Daß er von seinem Vater regelmäßig geschlagen wurde, wußte ich lange nicht. Mir
war nur aufgefallen, daß er sich beim Umziehen vor dem Sportunterricht oft sehr
schamhaft verhielt.
    Einmal begleitete
ich ihn nach Hause, sein Vater war überraschenderweise schon da - und wollte
die letzte, sicher endlich benotete Mathearbeit sehen. Petr murmelte, die
hätten wir noch nicht zurückbekommen. Das war ein Fehler - dieses
Täuschungsmanöver aus niederen Motiven machte alles nur noch schlimmer. Skopkas
nicht geschlechtlich, sondern vor Mißtrauen erregter Vater durchwühlte
daraufhin den im Flur liegenden Schulranzen, fand die Arbeit mit einer VIER
MINUS - schlechter wäre nur noch die FÜNF - und befahl dem Sohn, die Hose
herunterzulassen.
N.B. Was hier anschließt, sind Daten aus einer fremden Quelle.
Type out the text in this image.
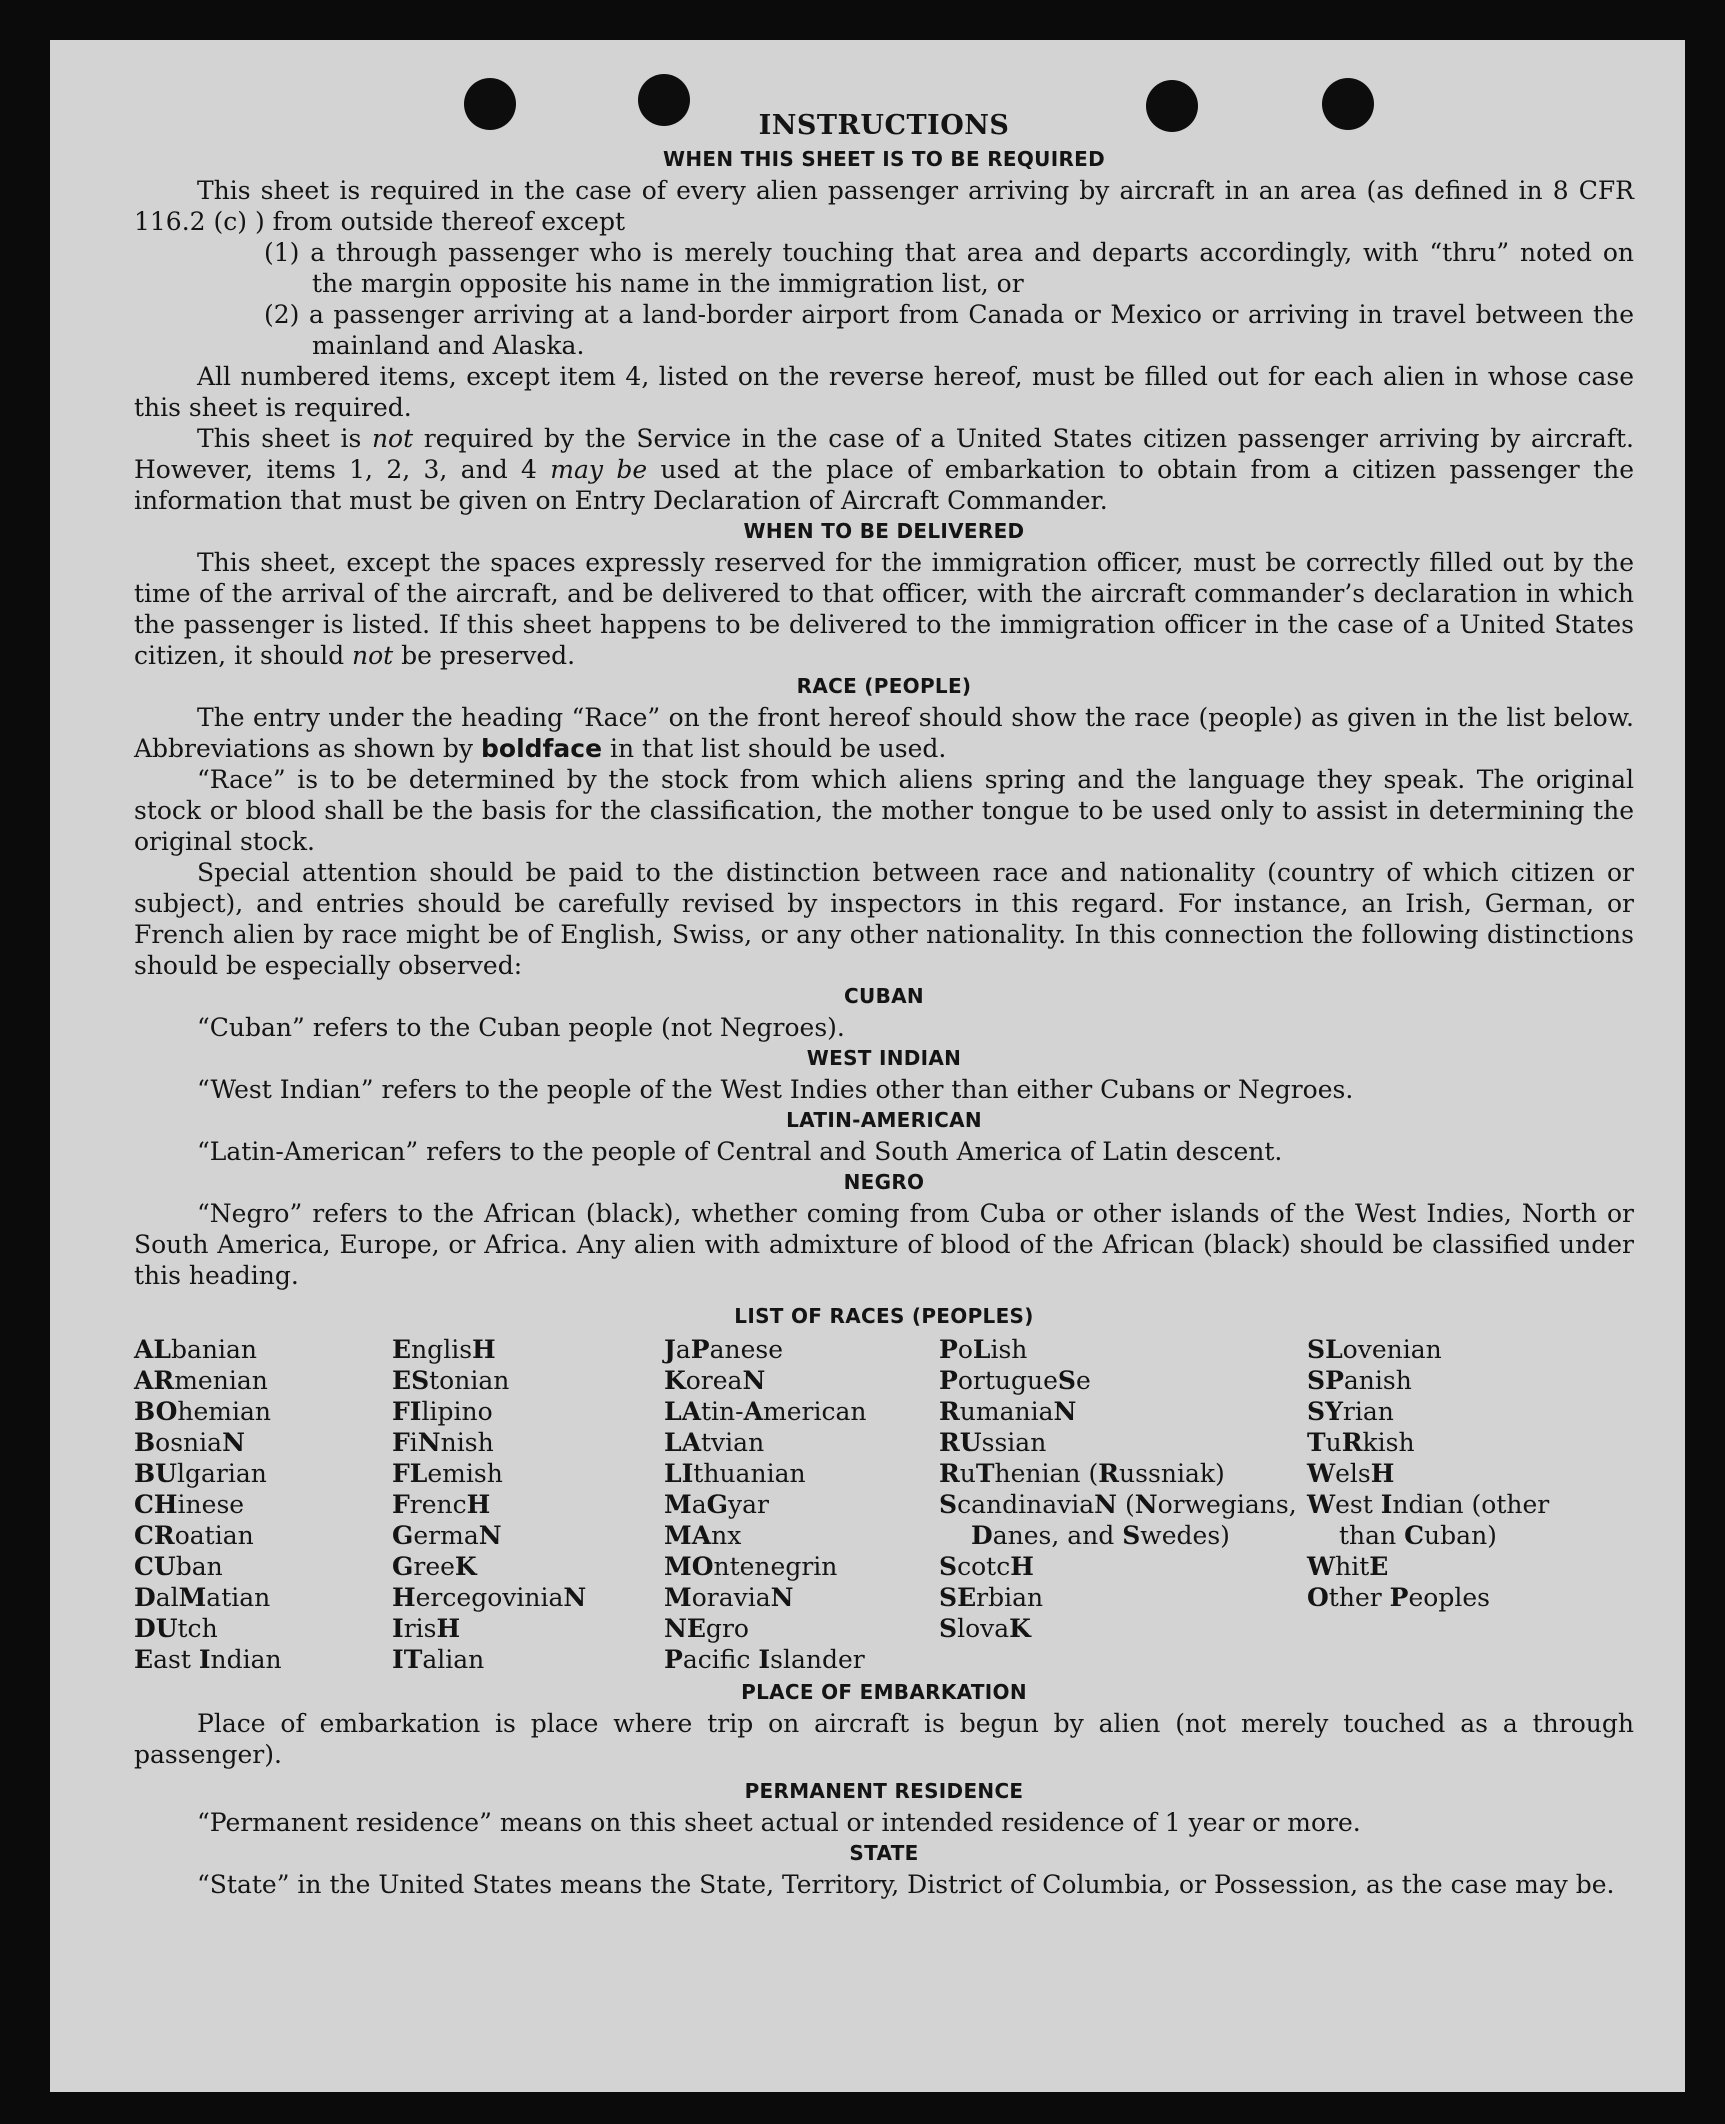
INSTRUCTIONS
WHEN THIS SHEET IS TO BE REQUIRED

This sheet is required in the case of every alien passenger arriving by aircraft in an area (as defined in 8 CFR 116.2 (c) ) from outside thereof except

(1) a through passenger who is merely touching that area and departs accordingly, with “thru” noted on the margin opposite his name in the immigration list, or
(2) a passenger arriving at a land-border airport from Canada or Mexico or arriving in travel between the mainland and Alaska.

All numbered items, except item 4, listed on the reverse hereof, must be filled out for each alien in whose case this sheet is required.

This sheet is not required by the Service in the case of a United States citizen passenger arriving by aircraft. However, items 1, 2, 3, and 4 may be used at the place of embarkation to obtain from a citizen passenger the information that must be given on Entry Declaration of Aircraft Commander.

WHEN TO BE DELIVERED

This sheet, except the spaces expressly reserved for the immigration officer, must be correctly filled out by the time of the arrival of the aircraft, and be delivered to that officer, with the aircraft commander’s declaration in which the passenger is listed. If this sheet happens to be delivered to the immigration officer in the case of a United States citizen, it should not be preserved.

RACE (PEOPLE)

The entry under the heading “Race” on the front hereof should show the race (people) as given in the list below. Abbreviations as shown by boldface in that list should be used.

“Race” is to be determined by the stock from which aliens spring and the language they speak. The original stock or blood shall be the basis for the classification, the mother tongue to be used only to assist in determining the original stock.

Special attention should be paid to the distinction between race and nationality (country of which citizen or subject), and entries should be carefully revised by inspectors in this regard. For instance, an Irish, German, or French alien by race might be of English, Swiss, or any other nationality. In this connection the following distinctions should be especially observed:

CUBAN

“Cuban” refers to the Cuban people (not Negroes).

WEST INDIAN

“West Indian” refers to the people of the West Indies other than either Cubans or Negroes.

LATIN-AMERICAN

“Latin-American” refers to the people of Central and South America of Latin descent.

NEGRO

“Negro” refers to the African (black), whether coming from Cuba or other islands of the West Indies, North or South America, Europe, or Africa. Any alien with admixture of blood of the African (black) should be classified under this heading.

LIST OF RACES (PEOPLES)
ALbanian
ARmenian
BOhemian
BosniaN
BUlgarian
CHinese
CRoatian
CUban
DalMatian
DUtch
East Indian
EnglisH
EStonian
FIlipino
FiNnish
FLemish
FrencH
GermaN
GreeK
HercegoviniaN
IrisH
ITalian
JaPanese
KoreaN
LAtin-American
LAtvian
LIthuanian
MaGyar
MAnx
MOntenegrin
MoraviaN
NEgro
Pacifc Islander
PoLish
PortugueSe
RumaniaN
RUssian
RuThenian (Russniak)
ScandinaviaN (Norwegians, Danes, and Swedes)
ScotcH
SErbian
SlovaK
SLovenian
SPanish
SYrian
TuRkish
WelsH
West Indian (other than Cuban)
WhitE
Other Peoples
PLACE OF EMBARKATION

Place of embarkation is place where trip on aircraft is begun by alien (not merely touched as a through passenger).

PERMANENT RESIDENCE

“Permanent residence” means on this sheet actual or intended residence of 1 year or more.

STATE

“State” in the United States means the State, Territory, District of Columbia, or Possession, as the case may be.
Ich begriff erst einmal nicht, was die beiden vorhatten - und
wäre in meiner solidarischen Ahnungslosigkeit sogar bereit gewesen, mich auch
auszuziehen. So etwas wie Züchtigung gab es in meiner Welt nicht, Schläge auf
schmerzende Körperteile vermutete ich im fernen neunzehnten Jahrhundert oder in
der dritten Welt. Ich wurde aufgefordert, gut zuzusehen. Zum Schlagen wurde ein
altes krummgewordenes Lineal aus dunklem Holz benutzt. Petrs Vater war
gnadenlos, Petr selbst aber tapfer, tränte geräuschlos. Der Tag der Rache kam
bald. Petr und ich standen einmal gegen Abend in der Nähe des barocken Tores,
dem Zentrum unserer Gegend, und diskutierten, ob die Sowjets eine Chance
hätten, als erste auf dem Mond zu landen. Der schwärmerische Petr war gerade
dabei gewesen, so etwas wie den zukünftigen unbemannten Russentrampler
»Lunochod« zu entwerfen, als wir im angrenzenden Park eine wankende Gestalt
erblickten.
    - Schnell
weg, das ist mein Vater, sagte Skopka und rannte durch die tunnelartige
Durchfahrt zur anderen Seite des Torhügels.
    Wir
kletterten an einer der schrägen Böschungen zwischen den Büschen nach oben,
begegneten dabei niemandem. Auch auf dem oberen grasbewachsenen Plateau war
kein Mensch. Die Situation war etwas ungewohnt. Hier trafen sich sonst die
unterschiedlichsten Cliquen und Banden, Skopka gehörte nicht unbedingt hierher.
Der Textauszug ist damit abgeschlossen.